Staring at the imperative CUDA implementation, with its explicit thread barriers and pointer arithmetic, it is hard to intuitively "feel" the algorithm. In contrast, BQN strips away the hardware mechanics to reveal its crystal-clear algebraic essence:

HS ← ⊢{𝕩+»⍟𝕨𝕩}´↕∘⌈⌾(2⊸⋆⁼)∘≠

An alternative array approach here is to precompute zero-padding blocks to drive a dyadic shift, (⊢+»)´0⥊˜¨, but materializing those intermediate creates a memory bandwidth pressure for large inputs.

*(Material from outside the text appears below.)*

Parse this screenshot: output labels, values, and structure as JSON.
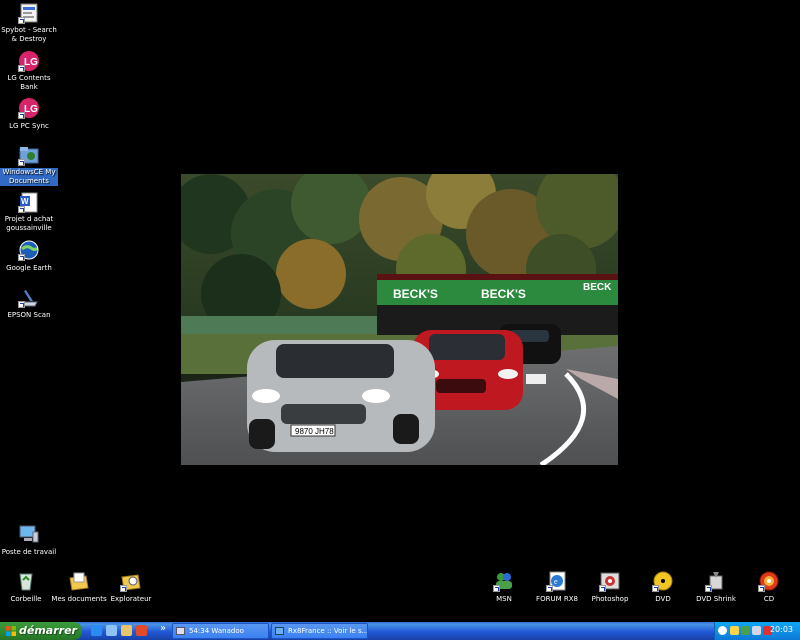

Ultimately, the true parallel power of Hillis-Steele lives entirely inside the vector sum and spatial shift; the fold itself acts merely as the temporal synchronization barrier. Implementing this in BQN is practically pointless for production though, as the language already boasts a heavily optimized, SIMD-accelerated implementation of the scan primitive:

(HS•_timed÷+`•_timed)⍟(+`≡HS) •rand.Deal 1e7
76.56145702110905

So yeah, don't do this at home.

The Z combinator

In an eagerly-evaluated language, the legendary Y combinator will eagerly blow your stack. To find the fixed point of a higher-order generator function without infinite evaluation loops, we need the delayed η-expansion of Z. Mathematicians are notoriously good at overloading terminology, and thanks to it I mistakenly conflated this functional fixed point with the fixed-point iteration, which is different and elegantly achieved in BQN with this 1-modifier: {𝕊⍟≢⟜𝔽𝕩}.

Given BQN's native self-reference, there is little practical reason to implement Z from scratch. The motivation is purely the intellectual joy of golfing something structurally cleaner than the heavily parenthesized tangles found in other languages. Here is my attempt:

Z ← {𝕏∘{𝕩{(𝔽𝕗)∘⊢𝕩}}{𝔽𝕗}}

By leveraging BQN's syntactic roles and closures, the necessary structural delay falls naturally into place. Now we just need a cliché recursive algorithm to test our engine. The Collatz conjecture stopping time will do nicely:

C ← {𝕩{1=𝕩 ? 0; 1+𝔽2⊸|◶⟨÷⟜2, 1+×⟜3⟩𝕩}}

And we defer to OEIS A006577 for our empirical validation:

(Z c)○⊢¨ 1+↕10
⟨ 0 1 7 2 5 8 16 3 19 6 ⟩

Footnotes:

1

Almost Perfect Artifacts Improve only in Small Ways: APL is more French than English, Alan J. Perlis (1978). From jsoftware's papers collection.

2

Initially, I intended to rigorously attribute all contributions, but this quickly filled the text with footnotes. I often get help streamlining my solutions from Marshall Lochbaum (the BQN creator), dzaima (the CBQN developer), and other fine folks from the BQN matrix room, thank you all! Please check the logs for more context.

3

Don’t believe me? Just ask Kilgore Trout!

4

I was very pleased to come across Pease's FFT, an old idea worth rediscovering. For an in-depth discussion of FFT performance see, arXiv:2602.23525.